Intrigued, the little girl stood and began to make her way toward the window, slowly and achingly. She crawled up onto the windowsill and pressed her nose to the glass, searching.
A breath of wonder escaped her lips when she spotted him. The boy frolicking in the snow outside her window looked like a spirit. His hair was white and his eyes blue as ice. His feet were bare. Wasn’t he cold?
Then he sprung into the air and she gasped. He could fly! Was he a faery or a winter sprite? She laughed in delight, her loneliness forgotten for a moment as he danced upon the telephone wires, leaving a trail of ice in his wake. He was like a character from her books, but he was real!
Suddenly, he flew off, leaving the sick little girl behind with his winter wonderland. She watched him leave sadly, wishing that he would stay. But then she turned as if called by name, her eyes landing on her desk and the stationary there… Sitting down, ink began to spill from her pen, weaving words into a poem-like story about a white haired boy with a faery laugh.

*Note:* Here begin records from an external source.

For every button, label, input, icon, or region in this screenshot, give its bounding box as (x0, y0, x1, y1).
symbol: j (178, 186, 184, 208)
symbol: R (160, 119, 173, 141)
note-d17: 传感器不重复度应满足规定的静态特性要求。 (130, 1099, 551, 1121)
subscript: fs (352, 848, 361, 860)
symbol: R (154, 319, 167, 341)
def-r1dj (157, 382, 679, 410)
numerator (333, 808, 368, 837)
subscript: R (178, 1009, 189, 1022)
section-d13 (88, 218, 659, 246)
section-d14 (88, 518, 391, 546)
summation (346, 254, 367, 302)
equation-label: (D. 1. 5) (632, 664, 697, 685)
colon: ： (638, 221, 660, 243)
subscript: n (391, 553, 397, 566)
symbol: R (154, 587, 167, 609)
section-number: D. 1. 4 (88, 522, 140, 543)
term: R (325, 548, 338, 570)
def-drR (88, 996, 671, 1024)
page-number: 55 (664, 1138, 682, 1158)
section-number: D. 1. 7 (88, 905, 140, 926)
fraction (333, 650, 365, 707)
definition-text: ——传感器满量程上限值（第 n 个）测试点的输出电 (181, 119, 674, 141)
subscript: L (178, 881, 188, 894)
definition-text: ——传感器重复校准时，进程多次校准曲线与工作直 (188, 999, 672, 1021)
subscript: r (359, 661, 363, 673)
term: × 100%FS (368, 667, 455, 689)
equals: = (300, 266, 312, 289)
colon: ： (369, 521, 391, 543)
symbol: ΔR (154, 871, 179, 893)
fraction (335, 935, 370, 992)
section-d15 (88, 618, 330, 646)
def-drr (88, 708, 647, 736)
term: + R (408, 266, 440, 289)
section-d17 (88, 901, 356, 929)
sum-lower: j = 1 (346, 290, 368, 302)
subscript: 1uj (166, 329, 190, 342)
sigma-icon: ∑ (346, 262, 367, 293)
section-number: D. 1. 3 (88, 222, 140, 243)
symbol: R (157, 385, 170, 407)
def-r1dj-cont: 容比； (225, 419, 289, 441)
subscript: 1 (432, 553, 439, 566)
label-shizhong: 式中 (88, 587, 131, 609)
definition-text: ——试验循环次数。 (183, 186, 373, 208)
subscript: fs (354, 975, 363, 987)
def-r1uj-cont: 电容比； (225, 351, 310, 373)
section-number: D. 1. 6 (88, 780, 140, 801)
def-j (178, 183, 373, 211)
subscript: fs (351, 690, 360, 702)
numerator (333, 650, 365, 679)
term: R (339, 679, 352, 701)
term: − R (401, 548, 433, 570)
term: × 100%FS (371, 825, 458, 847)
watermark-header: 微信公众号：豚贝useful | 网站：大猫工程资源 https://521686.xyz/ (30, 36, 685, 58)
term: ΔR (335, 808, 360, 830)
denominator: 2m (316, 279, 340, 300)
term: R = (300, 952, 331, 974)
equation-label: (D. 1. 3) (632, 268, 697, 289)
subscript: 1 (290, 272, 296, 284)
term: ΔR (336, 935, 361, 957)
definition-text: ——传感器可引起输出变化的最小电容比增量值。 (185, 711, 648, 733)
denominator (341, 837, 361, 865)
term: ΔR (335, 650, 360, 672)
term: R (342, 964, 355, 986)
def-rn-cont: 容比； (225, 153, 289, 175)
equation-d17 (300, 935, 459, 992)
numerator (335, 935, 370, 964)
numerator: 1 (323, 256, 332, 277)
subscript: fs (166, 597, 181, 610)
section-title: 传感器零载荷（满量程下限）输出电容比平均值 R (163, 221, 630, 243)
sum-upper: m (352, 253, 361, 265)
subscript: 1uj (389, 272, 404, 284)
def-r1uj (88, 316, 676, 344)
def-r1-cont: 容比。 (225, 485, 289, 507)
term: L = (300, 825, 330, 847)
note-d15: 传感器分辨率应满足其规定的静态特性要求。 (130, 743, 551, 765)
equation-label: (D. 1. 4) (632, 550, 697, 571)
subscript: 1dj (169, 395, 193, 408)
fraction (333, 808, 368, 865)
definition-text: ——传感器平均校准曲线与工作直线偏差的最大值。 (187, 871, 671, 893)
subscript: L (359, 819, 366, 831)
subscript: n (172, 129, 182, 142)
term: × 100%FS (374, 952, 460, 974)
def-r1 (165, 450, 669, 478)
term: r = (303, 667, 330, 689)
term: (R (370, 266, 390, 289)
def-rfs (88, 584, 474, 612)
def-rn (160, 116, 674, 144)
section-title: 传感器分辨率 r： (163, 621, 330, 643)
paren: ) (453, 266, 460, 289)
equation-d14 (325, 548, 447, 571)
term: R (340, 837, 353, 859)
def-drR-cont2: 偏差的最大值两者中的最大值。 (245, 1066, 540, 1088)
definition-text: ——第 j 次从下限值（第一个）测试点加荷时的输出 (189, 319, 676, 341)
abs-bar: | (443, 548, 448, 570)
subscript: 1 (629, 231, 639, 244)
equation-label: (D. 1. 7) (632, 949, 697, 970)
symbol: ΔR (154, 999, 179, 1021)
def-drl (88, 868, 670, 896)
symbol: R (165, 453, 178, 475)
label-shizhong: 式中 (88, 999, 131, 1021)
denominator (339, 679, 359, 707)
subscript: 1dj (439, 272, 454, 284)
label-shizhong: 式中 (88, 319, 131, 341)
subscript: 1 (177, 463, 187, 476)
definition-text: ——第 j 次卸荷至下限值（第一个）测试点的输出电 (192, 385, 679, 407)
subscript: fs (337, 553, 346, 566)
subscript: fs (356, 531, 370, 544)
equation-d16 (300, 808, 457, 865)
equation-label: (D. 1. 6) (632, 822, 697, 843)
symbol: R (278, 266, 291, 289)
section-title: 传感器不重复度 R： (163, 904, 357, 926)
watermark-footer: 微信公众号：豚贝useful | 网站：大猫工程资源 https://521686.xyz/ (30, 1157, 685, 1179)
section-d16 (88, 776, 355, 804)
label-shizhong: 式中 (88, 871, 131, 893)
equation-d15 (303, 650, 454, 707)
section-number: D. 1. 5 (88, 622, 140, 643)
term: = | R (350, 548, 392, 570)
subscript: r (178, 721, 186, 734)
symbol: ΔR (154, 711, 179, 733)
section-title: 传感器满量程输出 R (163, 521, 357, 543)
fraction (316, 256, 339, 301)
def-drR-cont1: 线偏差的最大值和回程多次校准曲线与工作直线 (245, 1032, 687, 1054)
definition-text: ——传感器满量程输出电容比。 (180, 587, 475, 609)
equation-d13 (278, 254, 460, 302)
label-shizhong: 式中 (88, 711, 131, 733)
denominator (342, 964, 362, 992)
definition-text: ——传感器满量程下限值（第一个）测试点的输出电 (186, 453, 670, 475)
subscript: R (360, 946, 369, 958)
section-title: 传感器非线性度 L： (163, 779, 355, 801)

It was filled with all the spelling mistakes and grammar errors of a fourth grader, yet her pen continued at an almost feverish rate. But who was that boy? The faery boy?
“You’re out of bed?”
Startled, she turned to see her father with a steaming mug in his hands.
“Yes… I’m writing.”
“That’s great, honey.” He looked so tired as he set the mug down on the desk beside her. “Here, something to keep you warm. We don’t want Jack Frost nipping at your nose!”
Her brow crinkled. “Jack Frost?”
He smiled gently. “The spirit of winter.”
She turned back to the window and the white flurry outside.
Then, with a boyish laugh echoing in her ears, she wrote at the top of the page: Jack Frost. As her pen crossed the final t, a smile touched her lips as some of the lonely ache left her chest. Because, now that it was winter, Jack Frost would return, and she wouldn’t be quite so alone after all.